Although the emphasis of this study was to provide support for the value of SelectStitch composite images in potential telemedicine settings, there are other scenarios for which an otoscopic composite image is likely preferable over a video clip. For example, current electronic medical record systems are more amenable to inclusion of photo-documentation in patient charts, as compared with video examinations. Additionally, the ability to show a patient or parent a simple composite image of a TM would improve counseling, such as in providing visual confirmation of a normal ear in a child with otalgia, which may help decrease over-prescription of oral antibiotics.
Conclusion
Results of this study demonstrated that computer-aided SelectStitch composite images provide equivalent visual information as digital otoscopic video clips for ear experts to make diagnoses of different types of pathologies.

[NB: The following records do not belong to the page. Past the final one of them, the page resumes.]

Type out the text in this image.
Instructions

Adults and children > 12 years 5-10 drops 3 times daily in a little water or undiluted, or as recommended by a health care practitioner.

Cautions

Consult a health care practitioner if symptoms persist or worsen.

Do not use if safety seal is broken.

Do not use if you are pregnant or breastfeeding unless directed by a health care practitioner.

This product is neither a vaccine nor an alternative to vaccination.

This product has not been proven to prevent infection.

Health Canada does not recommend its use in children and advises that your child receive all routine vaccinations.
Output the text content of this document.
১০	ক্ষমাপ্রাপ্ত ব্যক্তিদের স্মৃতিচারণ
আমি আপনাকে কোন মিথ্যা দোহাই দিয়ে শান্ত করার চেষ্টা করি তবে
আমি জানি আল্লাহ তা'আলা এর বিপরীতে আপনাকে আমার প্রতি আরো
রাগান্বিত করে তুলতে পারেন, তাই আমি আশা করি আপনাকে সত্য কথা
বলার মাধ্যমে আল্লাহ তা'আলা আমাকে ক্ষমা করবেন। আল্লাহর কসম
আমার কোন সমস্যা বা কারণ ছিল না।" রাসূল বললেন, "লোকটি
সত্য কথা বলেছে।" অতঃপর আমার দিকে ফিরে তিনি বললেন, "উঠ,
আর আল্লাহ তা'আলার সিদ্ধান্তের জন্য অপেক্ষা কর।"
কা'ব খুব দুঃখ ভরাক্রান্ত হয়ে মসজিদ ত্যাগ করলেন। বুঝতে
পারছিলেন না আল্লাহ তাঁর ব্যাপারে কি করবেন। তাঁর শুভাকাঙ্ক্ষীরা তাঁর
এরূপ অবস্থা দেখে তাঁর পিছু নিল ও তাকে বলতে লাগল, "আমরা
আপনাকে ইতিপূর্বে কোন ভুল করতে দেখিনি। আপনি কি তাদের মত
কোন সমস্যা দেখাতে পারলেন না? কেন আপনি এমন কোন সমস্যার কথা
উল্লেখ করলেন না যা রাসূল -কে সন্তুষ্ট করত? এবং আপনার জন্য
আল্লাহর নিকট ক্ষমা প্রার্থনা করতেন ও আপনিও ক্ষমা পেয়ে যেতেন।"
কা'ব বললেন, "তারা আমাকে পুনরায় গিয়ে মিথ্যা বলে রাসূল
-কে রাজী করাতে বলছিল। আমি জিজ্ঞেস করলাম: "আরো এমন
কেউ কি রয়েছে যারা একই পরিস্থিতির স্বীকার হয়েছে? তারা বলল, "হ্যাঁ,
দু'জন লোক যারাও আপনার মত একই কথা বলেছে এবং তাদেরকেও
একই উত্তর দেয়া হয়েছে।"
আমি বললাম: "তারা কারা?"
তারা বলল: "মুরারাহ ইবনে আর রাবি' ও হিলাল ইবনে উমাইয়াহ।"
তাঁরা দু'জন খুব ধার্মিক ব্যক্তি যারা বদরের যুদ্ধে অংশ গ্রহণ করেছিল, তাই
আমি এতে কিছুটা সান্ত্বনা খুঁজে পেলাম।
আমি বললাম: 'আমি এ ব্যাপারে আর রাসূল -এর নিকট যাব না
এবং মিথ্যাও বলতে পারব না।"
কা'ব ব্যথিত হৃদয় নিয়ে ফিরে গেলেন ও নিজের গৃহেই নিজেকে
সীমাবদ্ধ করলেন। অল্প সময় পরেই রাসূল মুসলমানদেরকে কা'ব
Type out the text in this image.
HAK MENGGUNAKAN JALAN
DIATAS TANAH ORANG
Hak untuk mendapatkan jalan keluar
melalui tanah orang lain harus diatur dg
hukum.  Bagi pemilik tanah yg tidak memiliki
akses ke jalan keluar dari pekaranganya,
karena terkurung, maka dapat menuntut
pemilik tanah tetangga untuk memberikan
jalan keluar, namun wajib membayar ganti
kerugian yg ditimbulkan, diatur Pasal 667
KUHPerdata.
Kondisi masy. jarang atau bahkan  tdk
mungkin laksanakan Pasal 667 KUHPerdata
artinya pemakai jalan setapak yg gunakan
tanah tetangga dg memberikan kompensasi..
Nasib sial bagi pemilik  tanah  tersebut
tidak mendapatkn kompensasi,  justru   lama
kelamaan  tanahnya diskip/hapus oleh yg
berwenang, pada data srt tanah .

Diagnostic accuracy was also found to be associated with diagnostic confidence level, and inter-reader agreement was moderate. Future studies will be required to evaluate a more diverse set of ear pathologies, as well as using videos collected under less ideal focus and lighting conditions.
Data Availability
The data that support the findings of this study are available from the corresponding author, HB, upon reasonable request.
Acknowledgments
The authors would like to thank Emily Luo and Benjamin Liu for curating videos and online surveys for this study.
Appendix
Footnotes
Funding: The project described was supported in part by Award R21 DC016972 (PIs: Gurcan, Moberly) from National Institute on Deafness and Other Communication Disorders. The content is solely the responsibility of the authors and does not necessarily represent the official views of the National Institute on Deafness and Other Communication Disorders or the National Institutes of Health.
Conflicts of interest: Authors ACM, GE, and CE are shareholders in Otologic Technologies. Authors ACM and MNG are paid consultants and serve on the Board of Directors for Otologic Technologies.